Split is not a return to form for Shyamalan, a director who made an enormous impact with his third and fourth feature films before beginning an unexpected and bewildering decline, because it’s not particularly good. It is a step in the right direction, because it’s enormously superior to most of Shyamalan’s work in the seventeen years since Unbreakable. The opening moments of Split are economic and effective. Three girls, two of whom are friends, the other who is a social outsider, are kidnapped by a mysterious man in the parking lot of a shopping mall. The horror works because it pervades the possible. There’s the same palpable sense of confidence that belied Shyamalan’s inexperience in The Sixth Sense.

Then Split degenerates into a film that we have seen many times before, involving captives trying to escape a captor, and all the vent crawling scenes that come with it. The crucial difference here is that the captor, Kevin (James McAvoy), suffers from DID, or at least M. Night Shyamalan’s interpretation of it. The girls, Claire (Haley Lu Richardson), Marcia (Jessica Sula) and Casey (Anya Taylor-Joy), are frightened and confused by Kevin’s transitional personalities. Kevin’s disorder, which might have been one of the more interesting parts of the film is a gimmick in Shyamalan’s hands.
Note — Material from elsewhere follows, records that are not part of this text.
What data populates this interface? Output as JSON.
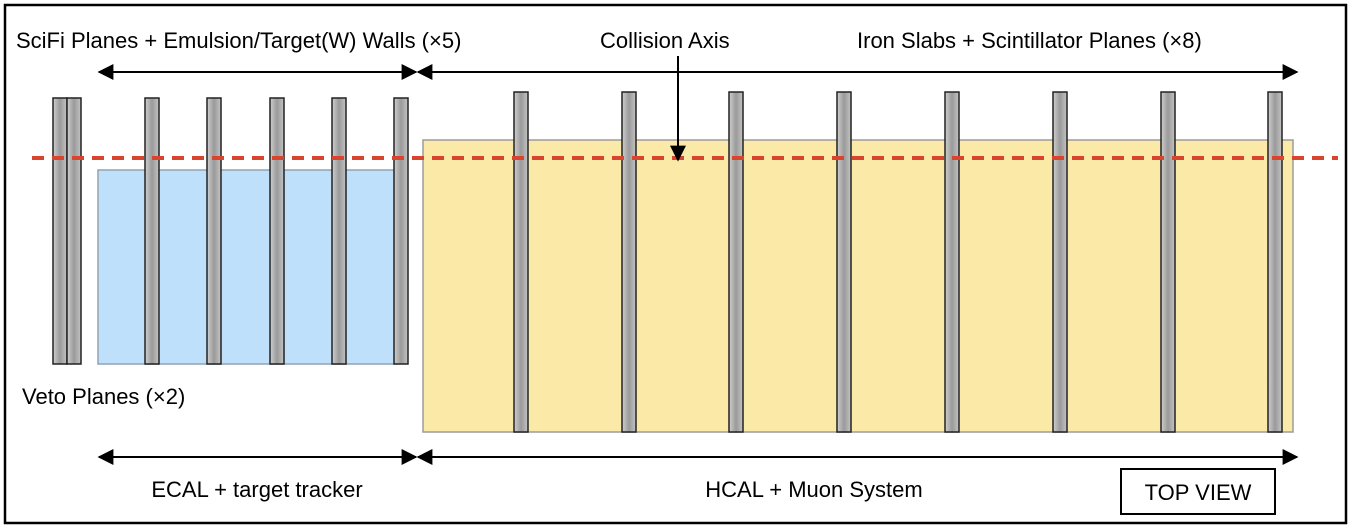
{
  "labels": {
    "scifi_walls": "SciFi Planes + Emulsion/Target(W) Walls (×5)",
    "collision_axis": "Collision Axis",
    "iron_slabs": "Iron Slabs + Scintillator Planes (×8)",
    "veto_planes": "Veto Planes (×2)",
    "ecal_tracker": "ECAL + target tracker",
    "hcal_muon": "HCAL + Muon System",
    "top_view": "TOP VIEW"
  },
  "colors": {
    "ecal_fill": "#bfe0fb",
    "hcal_fill": "#fbe9a8",
    "plane_fill": "#a0a0a0",
    "axis_line": "#d9442e"
  }
}
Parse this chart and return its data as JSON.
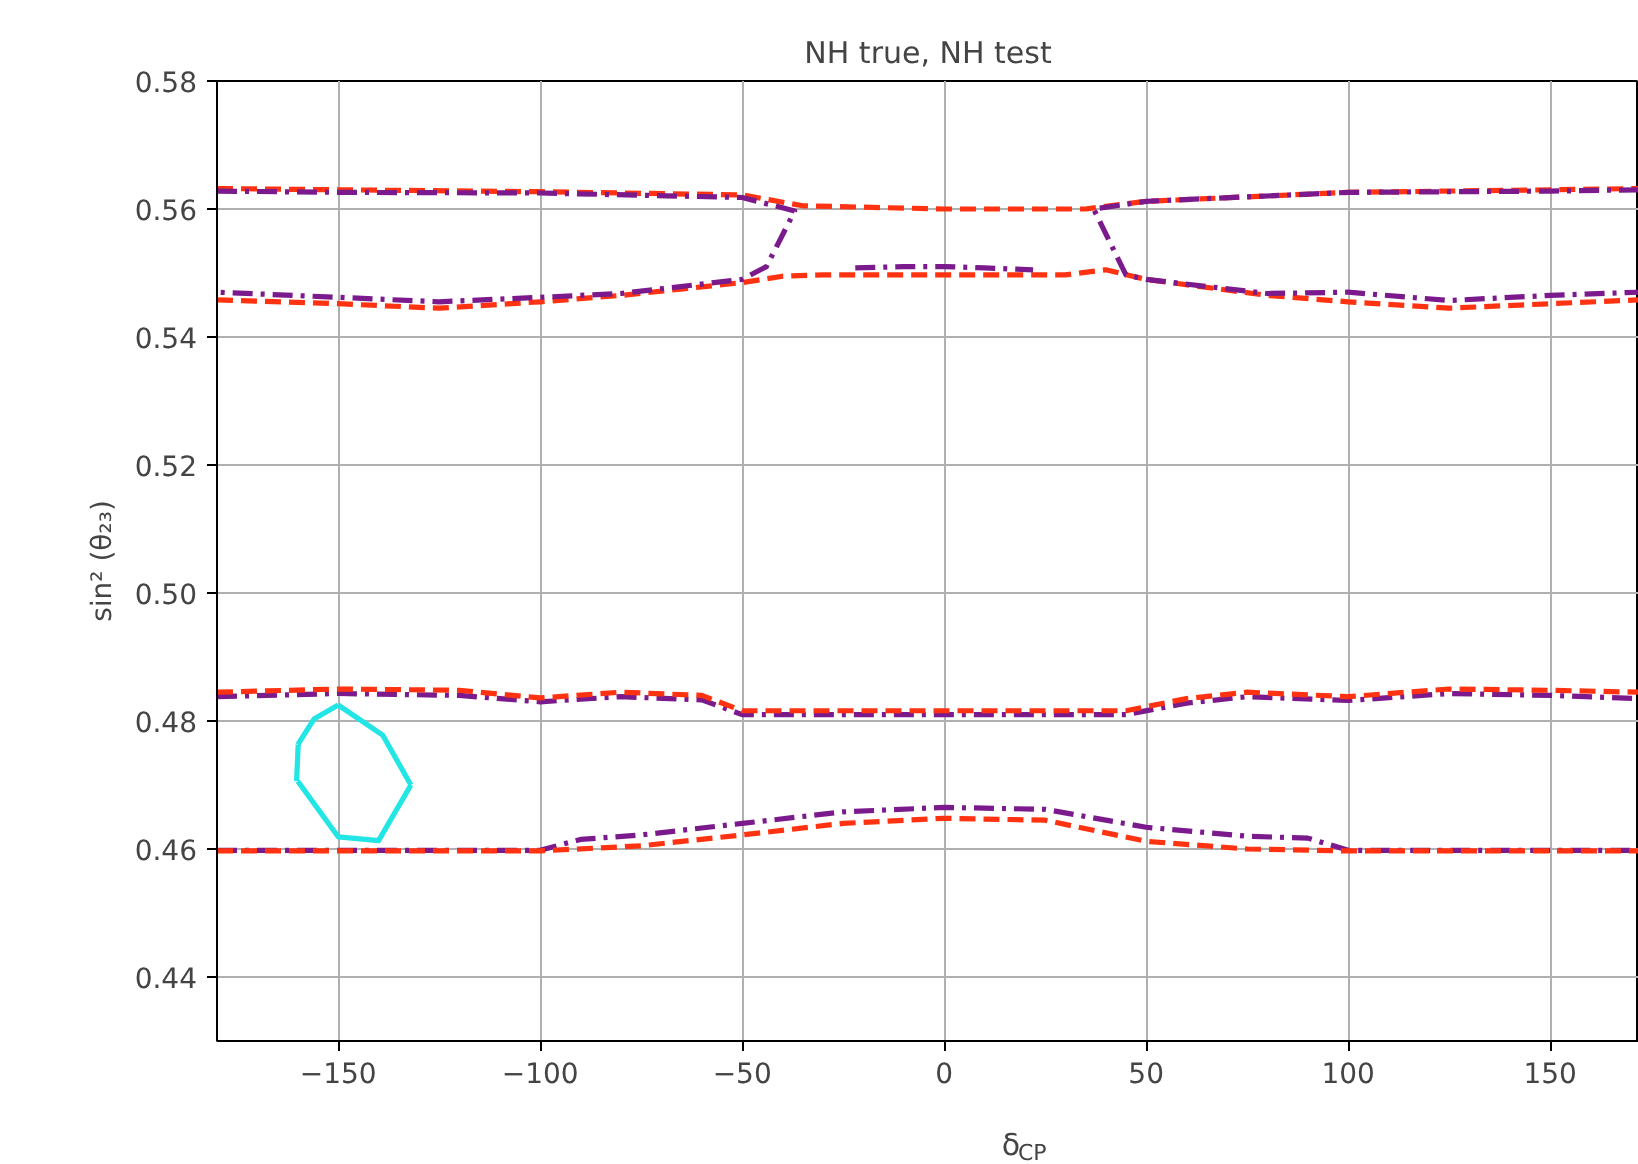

He’s more interested in placing emphasis on how odd and unsettling it is to see a man in woman’s clothing.

Splitting the villain into 23 also creates a problem of connection. Shyamalan allows McAvoy plenty of time to exhibit professional aptitude but his various personalities, including a cleanliness freak, a middle-aged woman and a nine-year-old boy, take control of Kevin so erratically that it takes a long time for it to become clear exactly what they want. There’s too much going on in Kevin and none of it is substantial enough for him to be an engaging character. Split ought to have spent more time with each of Kevin’s personalities and how they engage with one another, rather than exploiting them for the use of a lesser more generic film, which is what Shyamalan ultimately does.

Depicting mental illness in film is a tricky game and Shyamalan is guilty of misrepresenting schizophrenia in his last film, The Visit. Regardless of whether DID is misinterpreted (I have no idea) or embellished (it certainly is) in Split, Shyamalan has clearly not realised that his film might have been a far better one if that disorder had been a real focal point, rather than a superficial one.